Follow the courses that teach you how to think, rather than how to appeal to an employer in 1994.
If I were you, I’d be having a good hard look at the fields of design, arts, engineering, science, psychology, entrepreneurship and marketing.
What do these have in common?
They focus on how people behave, and how the world works.
They’re flexible, adaptive and won’t be replaced by robots.
If you’re not interested in those, think about picking a trade and building an entrepreneurial spirit.
Apprentice with a hairdresser, then open your own salons – design something that delights people.
Learn the plumbing business, then start your own company – an honest tradie is always in demand.
The worst scenario isn’t that you study the wrong thing and need to change courses.

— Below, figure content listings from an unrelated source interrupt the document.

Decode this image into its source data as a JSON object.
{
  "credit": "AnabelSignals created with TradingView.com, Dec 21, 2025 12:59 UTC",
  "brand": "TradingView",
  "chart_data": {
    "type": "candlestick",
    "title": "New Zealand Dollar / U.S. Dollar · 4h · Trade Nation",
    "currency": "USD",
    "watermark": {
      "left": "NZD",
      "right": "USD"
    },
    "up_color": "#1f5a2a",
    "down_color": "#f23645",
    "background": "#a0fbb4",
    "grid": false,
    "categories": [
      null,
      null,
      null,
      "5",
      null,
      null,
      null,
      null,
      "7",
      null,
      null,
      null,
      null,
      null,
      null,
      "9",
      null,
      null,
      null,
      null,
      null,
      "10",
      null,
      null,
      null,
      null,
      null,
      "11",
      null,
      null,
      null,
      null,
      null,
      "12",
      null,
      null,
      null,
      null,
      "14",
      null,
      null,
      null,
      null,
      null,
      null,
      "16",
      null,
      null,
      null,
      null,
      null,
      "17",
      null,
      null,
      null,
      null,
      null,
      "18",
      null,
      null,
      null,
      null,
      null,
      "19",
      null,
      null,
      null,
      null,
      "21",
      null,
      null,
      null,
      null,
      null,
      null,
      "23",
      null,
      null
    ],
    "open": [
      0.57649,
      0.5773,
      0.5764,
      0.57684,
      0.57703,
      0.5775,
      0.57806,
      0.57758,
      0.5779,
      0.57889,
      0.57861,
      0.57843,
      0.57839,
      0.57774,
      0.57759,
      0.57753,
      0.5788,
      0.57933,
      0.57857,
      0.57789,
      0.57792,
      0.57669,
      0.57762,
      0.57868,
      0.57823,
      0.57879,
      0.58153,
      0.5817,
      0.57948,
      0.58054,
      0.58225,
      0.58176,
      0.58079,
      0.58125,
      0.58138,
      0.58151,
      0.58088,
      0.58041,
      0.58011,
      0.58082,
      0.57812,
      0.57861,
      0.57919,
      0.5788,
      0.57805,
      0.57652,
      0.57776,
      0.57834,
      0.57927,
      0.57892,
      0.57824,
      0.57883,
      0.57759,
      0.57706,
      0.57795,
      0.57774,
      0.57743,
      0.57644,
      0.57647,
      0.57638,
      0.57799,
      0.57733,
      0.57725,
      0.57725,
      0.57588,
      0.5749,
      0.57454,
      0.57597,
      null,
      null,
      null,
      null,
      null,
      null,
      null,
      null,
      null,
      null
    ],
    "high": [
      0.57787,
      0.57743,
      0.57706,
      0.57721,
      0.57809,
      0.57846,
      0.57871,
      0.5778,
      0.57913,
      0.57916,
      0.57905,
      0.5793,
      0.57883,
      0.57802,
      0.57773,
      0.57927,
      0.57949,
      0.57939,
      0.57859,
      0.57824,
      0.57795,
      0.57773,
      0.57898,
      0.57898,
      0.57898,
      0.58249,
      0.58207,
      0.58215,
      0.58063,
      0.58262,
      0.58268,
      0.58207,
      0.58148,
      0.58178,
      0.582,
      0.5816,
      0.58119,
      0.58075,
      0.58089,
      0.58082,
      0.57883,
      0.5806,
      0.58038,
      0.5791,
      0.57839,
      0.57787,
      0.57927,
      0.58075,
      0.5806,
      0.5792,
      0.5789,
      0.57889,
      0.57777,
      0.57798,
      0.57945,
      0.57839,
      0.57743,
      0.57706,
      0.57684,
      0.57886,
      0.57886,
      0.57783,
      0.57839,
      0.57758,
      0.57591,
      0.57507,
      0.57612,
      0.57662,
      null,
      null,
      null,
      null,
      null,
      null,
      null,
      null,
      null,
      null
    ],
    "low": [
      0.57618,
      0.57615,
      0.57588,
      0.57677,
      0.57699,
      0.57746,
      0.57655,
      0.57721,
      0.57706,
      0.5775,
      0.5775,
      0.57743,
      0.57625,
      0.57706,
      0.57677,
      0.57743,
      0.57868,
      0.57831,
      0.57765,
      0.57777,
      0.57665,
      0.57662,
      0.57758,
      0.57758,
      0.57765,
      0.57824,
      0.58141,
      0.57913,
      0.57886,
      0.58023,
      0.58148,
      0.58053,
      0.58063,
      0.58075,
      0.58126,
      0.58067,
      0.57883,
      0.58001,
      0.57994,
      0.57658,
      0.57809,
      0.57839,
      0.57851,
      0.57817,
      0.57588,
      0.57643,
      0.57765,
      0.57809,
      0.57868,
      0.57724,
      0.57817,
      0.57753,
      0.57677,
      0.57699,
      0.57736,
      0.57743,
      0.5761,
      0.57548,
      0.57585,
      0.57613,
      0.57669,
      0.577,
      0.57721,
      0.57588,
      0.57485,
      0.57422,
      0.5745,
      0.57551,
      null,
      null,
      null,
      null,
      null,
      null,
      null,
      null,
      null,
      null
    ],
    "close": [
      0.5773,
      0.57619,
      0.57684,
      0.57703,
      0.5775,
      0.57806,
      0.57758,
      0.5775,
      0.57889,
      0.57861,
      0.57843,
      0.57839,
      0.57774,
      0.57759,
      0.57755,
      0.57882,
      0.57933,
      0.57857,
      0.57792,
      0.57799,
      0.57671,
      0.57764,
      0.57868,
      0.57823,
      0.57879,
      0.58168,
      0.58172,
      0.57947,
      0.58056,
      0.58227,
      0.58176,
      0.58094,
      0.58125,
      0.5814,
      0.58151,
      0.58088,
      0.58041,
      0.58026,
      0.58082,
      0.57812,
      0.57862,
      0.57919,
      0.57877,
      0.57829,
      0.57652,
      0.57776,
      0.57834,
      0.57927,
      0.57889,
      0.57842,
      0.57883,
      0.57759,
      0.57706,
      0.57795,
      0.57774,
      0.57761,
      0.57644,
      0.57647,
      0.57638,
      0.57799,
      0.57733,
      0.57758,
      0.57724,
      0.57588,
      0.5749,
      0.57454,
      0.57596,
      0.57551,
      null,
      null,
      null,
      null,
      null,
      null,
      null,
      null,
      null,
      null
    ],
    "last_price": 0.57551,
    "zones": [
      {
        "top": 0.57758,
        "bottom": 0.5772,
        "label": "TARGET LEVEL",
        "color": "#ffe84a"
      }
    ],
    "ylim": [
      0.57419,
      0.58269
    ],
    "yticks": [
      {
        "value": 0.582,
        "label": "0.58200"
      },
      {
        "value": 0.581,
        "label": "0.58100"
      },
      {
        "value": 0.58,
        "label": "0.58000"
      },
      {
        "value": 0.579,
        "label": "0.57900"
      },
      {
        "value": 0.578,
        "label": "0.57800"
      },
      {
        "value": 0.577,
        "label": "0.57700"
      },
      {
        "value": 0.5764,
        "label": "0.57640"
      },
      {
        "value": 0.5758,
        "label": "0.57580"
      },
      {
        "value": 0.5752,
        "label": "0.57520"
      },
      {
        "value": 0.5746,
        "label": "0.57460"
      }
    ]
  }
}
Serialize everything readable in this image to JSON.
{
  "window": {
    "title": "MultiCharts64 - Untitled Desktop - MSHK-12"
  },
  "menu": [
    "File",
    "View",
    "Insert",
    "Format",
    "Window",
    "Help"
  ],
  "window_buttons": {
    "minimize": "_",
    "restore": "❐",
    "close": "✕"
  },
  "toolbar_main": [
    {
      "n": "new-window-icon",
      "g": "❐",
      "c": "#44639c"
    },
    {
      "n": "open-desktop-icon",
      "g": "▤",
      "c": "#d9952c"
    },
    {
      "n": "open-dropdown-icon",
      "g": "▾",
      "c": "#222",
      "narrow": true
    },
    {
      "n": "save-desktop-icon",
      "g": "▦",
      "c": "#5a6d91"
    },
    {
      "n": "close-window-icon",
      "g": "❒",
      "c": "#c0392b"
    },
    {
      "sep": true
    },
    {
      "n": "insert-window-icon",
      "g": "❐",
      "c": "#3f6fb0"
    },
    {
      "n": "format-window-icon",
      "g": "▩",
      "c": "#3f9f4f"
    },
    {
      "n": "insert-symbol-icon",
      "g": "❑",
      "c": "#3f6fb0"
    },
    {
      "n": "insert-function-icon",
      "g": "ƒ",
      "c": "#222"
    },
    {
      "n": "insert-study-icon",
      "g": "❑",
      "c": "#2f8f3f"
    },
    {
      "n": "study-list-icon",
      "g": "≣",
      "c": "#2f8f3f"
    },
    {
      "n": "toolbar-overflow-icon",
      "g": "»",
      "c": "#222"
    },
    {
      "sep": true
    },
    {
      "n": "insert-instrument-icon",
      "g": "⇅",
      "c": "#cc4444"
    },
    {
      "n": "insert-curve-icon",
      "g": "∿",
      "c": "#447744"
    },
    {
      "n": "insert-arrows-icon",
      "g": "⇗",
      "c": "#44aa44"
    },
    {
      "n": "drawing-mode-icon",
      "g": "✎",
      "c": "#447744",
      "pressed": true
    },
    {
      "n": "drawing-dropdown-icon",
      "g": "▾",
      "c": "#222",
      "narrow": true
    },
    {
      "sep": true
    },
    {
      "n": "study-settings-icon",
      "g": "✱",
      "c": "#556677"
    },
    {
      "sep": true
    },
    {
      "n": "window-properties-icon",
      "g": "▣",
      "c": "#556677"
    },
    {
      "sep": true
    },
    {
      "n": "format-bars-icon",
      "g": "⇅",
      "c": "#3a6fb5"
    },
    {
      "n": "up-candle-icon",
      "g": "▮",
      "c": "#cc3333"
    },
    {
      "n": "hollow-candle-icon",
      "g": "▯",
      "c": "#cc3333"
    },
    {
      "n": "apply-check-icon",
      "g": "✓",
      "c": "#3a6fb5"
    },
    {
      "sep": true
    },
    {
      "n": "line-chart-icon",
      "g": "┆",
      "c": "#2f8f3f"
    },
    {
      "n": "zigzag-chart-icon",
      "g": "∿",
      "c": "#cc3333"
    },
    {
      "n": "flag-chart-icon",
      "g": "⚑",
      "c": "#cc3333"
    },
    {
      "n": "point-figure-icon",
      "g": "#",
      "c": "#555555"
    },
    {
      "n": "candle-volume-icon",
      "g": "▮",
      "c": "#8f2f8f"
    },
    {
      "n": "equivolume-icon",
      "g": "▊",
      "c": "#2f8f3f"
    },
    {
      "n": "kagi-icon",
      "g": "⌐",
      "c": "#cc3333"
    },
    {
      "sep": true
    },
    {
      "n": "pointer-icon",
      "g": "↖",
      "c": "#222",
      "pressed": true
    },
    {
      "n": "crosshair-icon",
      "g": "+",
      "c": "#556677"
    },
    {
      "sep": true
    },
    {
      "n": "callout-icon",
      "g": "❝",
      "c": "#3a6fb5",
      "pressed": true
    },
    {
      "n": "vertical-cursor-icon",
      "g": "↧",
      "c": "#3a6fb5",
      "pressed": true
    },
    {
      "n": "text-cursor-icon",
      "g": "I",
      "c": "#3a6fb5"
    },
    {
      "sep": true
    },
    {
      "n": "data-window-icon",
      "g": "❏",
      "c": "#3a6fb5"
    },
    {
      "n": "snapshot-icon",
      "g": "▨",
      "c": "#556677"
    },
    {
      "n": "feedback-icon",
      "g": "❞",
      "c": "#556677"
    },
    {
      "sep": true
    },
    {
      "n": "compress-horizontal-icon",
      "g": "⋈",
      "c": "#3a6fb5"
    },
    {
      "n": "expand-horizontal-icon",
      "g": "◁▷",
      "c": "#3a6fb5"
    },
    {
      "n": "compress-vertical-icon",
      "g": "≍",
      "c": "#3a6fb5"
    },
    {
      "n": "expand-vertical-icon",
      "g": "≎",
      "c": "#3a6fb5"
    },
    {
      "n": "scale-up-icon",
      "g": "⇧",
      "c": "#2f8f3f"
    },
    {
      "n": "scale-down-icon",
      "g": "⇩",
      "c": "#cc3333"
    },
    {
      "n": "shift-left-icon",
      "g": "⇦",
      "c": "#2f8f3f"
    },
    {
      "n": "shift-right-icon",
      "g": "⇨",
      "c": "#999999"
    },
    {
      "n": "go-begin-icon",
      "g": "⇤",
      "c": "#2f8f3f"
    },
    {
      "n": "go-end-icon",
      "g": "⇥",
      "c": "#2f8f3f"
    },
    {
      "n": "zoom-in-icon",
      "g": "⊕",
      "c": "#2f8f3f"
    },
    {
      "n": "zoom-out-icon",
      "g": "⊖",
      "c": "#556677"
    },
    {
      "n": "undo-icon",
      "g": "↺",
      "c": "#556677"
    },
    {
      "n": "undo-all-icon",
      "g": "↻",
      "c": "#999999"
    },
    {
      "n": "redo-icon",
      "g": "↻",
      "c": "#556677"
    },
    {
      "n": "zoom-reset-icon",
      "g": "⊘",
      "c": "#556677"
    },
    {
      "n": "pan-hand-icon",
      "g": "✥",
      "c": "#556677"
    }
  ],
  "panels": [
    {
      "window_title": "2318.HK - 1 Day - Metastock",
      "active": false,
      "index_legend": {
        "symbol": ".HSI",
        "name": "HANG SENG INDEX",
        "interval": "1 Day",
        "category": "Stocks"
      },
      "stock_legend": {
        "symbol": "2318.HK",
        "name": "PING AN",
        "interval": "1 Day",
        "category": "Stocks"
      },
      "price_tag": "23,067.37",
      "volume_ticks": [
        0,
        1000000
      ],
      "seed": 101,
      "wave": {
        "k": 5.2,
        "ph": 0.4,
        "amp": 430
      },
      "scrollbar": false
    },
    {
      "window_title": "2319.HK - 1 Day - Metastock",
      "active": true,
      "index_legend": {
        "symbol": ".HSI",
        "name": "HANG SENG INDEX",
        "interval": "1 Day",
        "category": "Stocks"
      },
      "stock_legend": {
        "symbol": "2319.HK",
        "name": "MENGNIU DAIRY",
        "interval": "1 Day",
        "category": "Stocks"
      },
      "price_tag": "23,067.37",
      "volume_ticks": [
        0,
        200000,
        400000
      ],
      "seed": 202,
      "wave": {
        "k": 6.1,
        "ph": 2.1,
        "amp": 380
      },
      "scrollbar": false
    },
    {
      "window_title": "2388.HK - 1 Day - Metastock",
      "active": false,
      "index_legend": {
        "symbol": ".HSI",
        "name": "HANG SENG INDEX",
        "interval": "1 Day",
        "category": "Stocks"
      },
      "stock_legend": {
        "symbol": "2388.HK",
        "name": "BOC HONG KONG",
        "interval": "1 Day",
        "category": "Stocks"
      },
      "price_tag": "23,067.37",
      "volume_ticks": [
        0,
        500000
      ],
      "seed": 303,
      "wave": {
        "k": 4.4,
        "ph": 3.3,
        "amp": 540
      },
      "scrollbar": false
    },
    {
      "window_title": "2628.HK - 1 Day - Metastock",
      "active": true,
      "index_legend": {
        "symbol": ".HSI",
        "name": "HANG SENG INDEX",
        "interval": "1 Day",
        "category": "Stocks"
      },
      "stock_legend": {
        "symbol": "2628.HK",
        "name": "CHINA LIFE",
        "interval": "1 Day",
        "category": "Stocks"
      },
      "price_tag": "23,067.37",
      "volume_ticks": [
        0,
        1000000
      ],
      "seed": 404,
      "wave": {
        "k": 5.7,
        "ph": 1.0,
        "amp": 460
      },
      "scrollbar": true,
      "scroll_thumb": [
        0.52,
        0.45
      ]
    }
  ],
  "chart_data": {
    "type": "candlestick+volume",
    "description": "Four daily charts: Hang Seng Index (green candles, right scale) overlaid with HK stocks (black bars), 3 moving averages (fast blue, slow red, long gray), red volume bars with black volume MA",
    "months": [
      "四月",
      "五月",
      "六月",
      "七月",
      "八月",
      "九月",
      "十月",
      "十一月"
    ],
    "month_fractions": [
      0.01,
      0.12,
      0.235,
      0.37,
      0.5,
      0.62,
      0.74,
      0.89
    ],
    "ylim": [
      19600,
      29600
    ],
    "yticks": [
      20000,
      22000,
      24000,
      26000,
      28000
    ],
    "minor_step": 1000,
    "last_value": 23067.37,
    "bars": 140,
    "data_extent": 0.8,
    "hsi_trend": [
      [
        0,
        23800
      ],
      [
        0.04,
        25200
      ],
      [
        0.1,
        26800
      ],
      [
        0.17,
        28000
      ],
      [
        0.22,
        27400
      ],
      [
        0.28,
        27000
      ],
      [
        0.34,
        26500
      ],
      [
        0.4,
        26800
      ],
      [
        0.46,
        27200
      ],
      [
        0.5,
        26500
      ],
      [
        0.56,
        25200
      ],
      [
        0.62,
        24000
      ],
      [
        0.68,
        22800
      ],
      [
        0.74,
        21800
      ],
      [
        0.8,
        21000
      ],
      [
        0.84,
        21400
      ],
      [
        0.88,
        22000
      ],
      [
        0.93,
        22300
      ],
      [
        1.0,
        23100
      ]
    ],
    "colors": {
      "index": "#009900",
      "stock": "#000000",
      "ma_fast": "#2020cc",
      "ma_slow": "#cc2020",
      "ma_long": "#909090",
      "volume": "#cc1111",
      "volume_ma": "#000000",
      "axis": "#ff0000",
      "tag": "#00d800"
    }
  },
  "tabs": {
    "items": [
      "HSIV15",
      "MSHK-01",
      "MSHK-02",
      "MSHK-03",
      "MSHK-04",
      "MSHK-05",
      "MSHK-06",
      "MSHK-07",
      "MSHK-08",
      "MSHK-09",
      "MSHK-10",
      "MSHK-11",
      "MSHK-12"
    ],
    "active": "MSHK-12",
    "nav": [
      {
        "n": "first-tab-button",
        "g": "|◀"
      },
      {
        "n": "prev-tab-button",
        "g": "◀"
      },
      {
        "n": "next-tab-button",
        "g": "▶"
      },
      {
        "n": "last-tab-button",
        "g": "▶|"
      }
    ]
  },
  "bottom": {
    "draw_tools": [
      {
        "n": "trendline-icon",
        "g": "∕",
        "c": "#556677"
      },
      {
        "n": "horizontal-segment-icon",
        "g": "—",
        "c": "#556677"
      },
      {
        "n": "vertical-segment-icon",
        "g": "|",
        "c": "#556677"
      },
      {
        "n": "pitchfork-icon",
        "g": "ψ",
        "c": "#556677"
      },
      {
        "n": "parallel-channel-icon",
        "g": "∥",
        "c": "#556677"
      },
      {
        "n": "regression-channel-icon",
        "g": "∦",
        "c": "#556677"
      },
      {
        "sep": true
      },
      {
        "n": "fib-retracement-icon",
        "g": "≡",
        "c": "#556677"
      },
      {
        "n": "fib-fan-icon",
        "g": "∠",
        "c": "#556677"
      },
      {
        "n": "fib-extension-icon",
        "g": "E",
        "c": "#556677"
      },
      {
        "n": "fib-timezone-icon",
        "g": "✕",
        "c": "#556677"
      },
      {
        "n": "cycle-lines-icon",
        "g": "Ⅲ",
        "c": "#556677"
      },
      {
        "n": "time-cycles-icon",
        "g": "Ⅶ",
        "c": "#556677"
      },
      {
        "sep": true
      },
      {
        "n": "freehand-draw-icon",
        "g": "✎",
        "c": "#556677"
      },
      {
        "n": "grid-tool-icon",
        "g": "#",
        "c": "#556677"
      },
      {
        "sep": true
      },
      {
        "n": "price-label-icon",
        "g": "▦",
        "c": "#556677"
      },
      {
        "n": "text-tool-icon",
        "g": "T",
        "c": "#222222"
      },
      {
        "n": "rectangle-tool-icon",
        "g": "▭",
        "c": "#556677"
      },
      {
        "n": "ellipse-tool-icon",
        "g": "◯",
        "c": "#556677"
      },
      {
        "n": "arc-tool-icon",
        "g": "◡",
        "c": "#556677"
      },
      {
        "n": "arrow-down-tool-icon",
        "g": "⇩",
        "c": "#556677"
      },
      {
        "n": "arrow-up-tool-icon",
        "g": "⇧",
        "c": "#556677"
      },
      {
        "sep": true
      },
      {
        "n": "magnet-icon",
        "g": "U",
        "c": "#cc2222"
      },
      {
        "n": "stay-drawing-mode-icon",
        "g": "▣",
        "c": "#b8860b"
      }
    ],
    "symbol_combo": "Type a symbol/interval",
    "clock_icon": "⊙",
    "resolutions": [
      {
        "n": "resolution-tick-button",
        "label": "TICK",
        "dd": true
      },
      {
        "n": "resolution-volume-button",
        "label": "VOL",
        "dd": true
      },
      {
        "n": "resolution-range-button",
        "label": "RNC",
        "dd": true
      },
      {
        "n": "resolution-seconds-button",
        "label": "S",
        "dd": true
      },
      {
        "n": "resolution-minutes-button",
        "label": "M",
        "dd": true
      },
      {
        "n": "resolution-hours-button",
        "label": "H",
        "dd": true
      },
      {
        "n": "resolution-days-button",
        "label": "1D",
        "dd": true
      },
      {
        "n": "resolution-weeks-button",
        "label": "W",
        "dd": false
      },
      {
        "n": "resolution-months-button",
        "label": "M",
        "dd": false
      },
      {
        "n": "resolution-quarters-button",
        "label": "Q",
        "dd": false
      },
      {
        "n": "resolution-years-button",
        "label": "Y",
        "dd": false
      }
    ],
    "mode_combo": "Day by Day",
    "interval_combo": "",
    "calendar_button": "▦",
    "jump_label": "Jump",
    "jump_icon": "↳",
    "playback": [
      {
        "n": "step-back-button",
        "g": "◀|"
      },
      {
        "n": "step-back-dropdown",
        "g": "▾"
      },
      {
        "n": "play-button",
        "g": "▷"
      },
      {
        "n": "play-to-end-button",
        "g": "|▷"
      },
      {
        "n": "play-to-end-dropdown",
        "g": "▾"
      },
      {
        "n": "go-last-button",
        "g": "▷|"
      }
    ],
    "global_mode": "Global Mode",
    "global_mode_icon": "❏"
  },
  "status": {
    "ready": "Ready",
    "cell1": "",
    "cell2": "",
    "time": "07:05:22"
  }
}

That’s easily fixed.
The real danger is that you lose your motivation and drop out altogether – getting stuck in a job you hate but are afraid to make a change.
So what do I do now?
Talk to people whose jobs sound interesting. Ask them what they studied, how they found it, and what they would do if they had their time over again.
Hedge your bets – pick a path that interests you and then study another area on the side. It might be a different minor, a breadth subject, a part time job or an extracurricular activity.
Finally, if you think a particular industry sounds interesting, read 2-3 popular books on that subject. If you can’t get into them, maybe it’s not for you.
This takes a 10-15 hours and costs between $0-$100, and could save you years of wasted energy, or spark a new interest in that field.
If this topic interests you, you will love Steal Like An Artist by Austin Kleon, and Mastery by Robert Greene.